Spectroscopic determination of equilibrium Fe isotopes fractionation factor for spinels with varying Fe oxidation states

Spinels form a solid solution series with the formula (Mg,Fe)(Al,Cr,Fe)₂O₄. The Fe³⁺/Fe²⁺ ratios in the spinels are often used to constrain mantle oxygen fugacity. It was found that the ⁵⁷Fe/⁵⁴Fe ratios correlate negatively with Fe³⁺/Fe²⁺ ratios in the spinels [1]. The results were unexpected because theoretical and experimental studies all show that Fe³⁺ in equilibrium with Fe²⁺ should have heavier Fe isotopic compositions. Without equilibrium Fe isotopes fractionation factors for spinels, the results of [1] are difficult to interpret. Nuclear Resonant Inelastic X-ray Scattering (NRIXS) provides the means to probe the vibrational properties of ⁵⁷Fe-bearing phases. At high temperature, the equilibrium Fe isotopes fractionation factors are directly proportional to force constants measured for the Fe sub-lattices [2]. The advantage of this technique is that any ⁵⁷Fe-bearing material can be analyzed, without meeting the requirement of isotopic equilibrium with a coexisting phase.
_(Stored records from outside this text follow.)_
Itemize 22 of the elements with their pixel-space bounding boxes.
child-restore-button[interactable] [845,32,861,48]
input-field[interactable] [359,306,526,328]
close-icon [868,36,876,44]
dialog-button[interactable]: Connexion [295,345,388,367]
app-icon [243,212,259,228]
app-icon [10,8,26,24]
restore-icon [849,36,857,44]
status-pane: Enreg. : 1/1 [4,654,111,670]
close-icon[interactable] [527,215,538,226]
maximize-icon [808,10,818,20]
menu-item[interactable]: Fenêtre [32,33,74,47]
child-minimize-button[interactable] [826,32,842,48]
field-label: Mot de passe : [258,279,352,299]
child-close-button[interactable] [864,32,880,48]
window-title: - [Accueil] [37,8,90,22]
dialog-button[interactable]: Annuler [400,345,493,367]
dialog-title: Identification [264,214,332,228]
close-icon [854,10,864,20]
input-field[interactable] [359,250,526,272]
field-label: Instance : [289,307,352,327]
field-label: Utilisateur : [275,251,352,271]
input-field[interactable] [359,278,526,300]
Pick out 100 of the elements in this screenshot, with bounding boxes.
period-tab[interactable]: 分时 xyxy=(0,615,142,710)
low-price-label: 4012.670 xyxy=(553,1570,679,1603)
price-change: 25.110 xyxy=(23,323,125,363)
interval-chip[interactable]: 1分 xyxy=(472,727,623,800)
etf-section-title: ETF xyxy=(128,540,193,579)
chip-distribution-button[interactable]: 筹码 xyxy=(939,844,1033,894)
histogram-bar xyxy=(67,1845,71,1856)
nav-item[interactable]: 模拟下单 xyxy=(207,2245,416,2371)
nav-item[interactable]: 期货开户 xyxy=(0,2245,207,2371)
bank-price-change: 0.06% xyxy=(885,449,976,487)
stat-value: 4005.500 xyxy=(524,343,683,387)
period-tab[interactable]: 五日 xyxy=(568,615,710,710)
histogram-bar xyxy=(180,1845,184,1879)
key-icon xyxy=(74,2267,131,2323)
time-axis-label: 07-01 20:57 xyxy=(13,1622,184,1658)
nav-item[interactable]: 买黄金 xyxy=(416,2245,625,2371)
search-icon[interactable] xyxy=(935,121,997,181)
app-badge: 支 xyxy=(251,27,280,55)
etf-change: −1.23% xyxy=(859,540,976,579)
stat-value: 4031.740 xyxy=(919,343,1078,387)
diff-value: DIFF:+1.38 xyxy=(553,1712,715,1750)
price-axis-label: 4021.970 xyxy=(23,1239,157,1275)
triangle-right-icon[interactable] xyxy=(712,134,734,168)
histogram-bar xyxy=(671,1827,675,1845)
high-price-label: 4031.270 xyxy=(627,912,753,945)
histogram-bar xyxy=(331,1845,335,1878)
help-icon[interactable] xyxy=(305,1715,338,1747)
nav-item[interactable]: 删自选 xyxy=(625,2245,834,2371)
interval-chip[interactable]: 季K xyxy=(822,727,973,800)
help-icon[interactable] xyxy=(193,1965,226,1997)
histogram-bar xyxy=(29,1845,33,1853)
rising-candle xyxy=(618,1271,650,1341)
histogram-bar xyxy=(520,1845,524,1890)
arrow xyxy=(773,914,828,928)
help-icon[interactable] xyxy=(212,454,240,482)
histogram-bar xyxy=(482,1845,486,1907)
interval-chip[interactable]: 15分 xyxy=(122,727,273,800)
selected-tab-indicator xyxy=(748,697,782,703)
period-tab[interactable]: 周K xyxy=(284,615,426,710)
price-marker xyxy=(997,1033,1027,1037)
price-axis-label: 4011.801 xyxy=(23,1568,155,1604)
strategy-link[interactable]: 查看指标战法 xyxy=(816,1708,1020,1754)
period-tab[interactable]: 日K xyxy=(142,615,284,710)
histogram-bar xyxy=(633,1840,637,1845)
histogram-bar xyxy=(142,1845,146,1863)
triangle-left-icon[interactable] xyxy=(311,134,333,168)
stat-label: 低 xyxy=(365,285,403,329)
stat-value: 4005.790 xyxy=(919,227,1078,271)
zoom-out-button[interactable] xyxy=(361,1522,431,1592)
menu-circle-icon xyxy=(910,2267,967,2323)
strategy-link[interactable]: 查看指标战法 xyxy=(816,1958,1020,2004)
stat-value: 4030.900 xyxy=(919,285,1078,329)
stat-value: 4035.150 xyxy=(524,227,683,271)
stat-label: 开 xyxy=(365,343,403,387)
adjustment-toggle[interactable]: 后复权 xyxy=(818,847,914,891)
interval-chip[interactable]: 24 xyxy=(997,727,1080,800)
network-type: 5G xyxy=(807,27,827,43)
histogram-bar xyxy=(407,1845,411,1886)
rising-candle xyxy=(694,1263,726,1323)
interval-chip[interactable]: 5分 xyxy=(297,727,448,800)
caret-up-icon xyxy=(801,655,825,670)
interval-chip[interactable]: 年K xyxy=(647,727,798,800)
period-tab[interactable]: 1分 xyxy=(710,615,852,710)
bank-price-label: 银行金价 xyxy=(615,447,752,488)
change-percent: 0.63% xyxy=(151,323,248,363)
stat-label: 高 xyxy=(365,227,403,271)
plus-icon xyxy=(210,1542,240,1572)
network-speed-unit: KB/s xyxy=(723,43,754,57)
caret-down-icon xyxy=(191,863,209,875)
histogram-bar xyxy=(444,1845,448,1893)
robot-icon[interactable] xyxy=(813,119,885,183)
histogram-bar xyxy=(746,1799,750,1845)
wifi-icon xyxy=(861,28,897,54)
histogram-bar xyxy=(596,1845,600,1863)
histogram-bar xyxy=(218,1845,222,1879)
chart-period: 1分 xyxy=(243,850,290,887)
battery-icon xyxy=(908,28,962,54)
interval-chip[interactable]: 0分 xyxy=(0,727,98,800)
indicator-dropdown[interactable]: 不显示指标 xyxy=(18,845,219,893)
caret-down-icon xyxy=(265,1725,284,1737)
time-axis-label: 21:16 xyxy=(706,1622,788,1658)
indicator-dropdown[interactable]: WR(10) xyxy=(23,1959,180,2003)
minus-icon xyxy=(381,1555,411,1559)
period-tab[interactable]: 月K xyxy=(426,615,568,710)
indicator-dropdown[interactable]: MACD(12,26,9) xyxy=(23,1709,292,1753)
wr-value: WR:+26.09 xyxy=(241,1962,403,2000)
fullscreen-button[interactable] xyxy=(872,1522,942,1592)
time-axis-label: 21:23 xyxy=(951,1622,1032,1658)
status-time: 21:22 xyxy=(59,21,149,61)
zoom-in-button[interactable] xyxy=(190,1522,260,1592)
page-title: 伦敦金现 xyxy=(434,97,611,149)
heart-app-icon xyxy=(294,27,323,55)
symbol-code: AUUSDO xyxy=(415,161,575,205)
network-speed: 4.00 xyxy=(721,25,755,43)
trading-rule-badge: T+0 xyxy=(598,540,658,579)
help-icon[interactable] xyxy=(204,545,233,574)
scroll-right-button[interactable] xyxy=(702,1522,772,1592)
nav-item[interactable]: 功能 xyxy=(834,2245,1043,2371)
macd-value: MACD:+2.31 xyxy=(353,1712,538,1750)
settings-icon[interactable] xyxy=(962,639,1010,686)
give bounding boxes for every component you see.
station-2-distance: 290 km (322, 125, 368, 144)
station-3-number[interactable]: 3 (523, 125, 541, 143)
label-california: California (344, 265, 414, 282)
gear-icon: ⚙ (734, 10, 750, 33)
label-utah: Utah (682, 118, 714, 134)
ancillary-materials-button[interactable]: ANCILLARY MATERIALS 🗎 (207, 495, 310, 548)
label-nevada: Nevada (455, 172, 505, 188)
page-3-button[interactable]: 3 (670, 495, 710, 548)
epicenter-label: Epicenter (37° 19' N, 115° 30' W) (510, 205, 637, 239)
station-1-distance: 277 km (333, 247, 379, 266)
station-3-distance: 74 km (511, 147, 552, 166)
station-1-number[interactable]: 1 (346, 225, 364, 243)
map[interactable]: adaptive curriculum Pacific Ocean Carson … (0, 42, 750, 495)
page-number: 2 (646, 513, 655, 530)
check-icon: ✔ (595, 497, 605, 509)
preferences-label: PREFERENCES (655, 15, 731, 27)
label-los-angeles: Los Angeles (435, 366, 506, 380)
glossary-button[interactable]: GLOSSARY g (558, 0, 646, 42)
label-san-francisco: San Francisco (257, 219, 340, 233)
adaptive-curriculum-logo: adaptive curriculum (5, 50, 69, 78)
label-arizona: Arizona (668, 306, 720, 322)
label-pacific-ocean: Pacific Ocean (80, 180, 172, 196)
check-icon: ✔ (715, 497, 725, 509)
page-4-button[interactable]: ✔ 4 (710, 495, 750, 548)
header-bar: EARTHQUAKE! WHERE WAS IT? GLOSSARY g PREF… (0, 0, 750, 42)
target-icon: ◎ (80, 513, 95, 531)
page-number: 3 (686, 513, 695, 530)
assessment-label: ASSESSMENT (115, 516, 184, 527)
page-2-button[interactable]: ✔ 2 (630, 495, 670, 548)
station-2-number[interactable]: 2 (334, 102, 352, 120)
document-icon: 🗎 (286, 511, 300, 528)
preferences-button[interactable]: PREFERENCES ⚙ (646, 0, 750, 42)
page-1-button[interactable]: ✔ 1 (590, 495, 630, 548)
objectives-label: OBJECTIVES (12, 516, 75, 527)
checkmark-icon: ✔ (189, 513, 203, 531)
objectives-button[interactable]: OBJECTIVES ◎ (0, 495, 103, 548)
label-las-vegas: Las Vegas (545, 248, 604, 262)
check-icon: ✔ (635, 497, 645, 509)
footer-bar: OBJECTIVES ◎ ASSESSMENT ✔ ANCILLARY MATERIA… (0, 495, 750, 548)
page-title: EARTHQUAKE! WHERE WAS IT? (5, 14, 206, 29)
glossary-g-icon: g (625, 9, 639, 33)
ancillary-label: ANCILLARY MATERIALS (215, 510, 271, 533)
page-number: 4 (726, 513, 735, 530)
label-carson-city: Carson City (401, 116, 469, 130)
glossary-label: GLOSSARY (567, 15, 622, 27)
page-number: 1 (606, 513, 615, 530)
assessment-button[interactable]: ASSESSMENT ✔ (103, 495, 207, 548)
Equilibrium Fe isotopes partitioning data between phases can be obtained as long as those phases can be synthesized. Spinels were synthesized using the flux growth method [3] in either air or gas mixing furnace. NRIXS data obtained at APS show that Fe³⁺ spinels consistently display higher force constants than their Fe²⁺ counterparts. This trend is similar to that observed for silicate glasses [4], which confirms that redox is an important controlling factor in changing force constants whether the material is amorphous or crystalline, and that force constants always increase with increasing Fe³⁺/Fe²⁺ ratios. The negative trend of ⁵⁷Fe/⁵⁴Fe vs. Fe³⁺/Fe²⁺ found in spinels reported by [1] proves to be a strong departure from equilibrium Fe partitioning in a closed system. Our data allow for the first time to put those results in a quantitative petrogenetic context.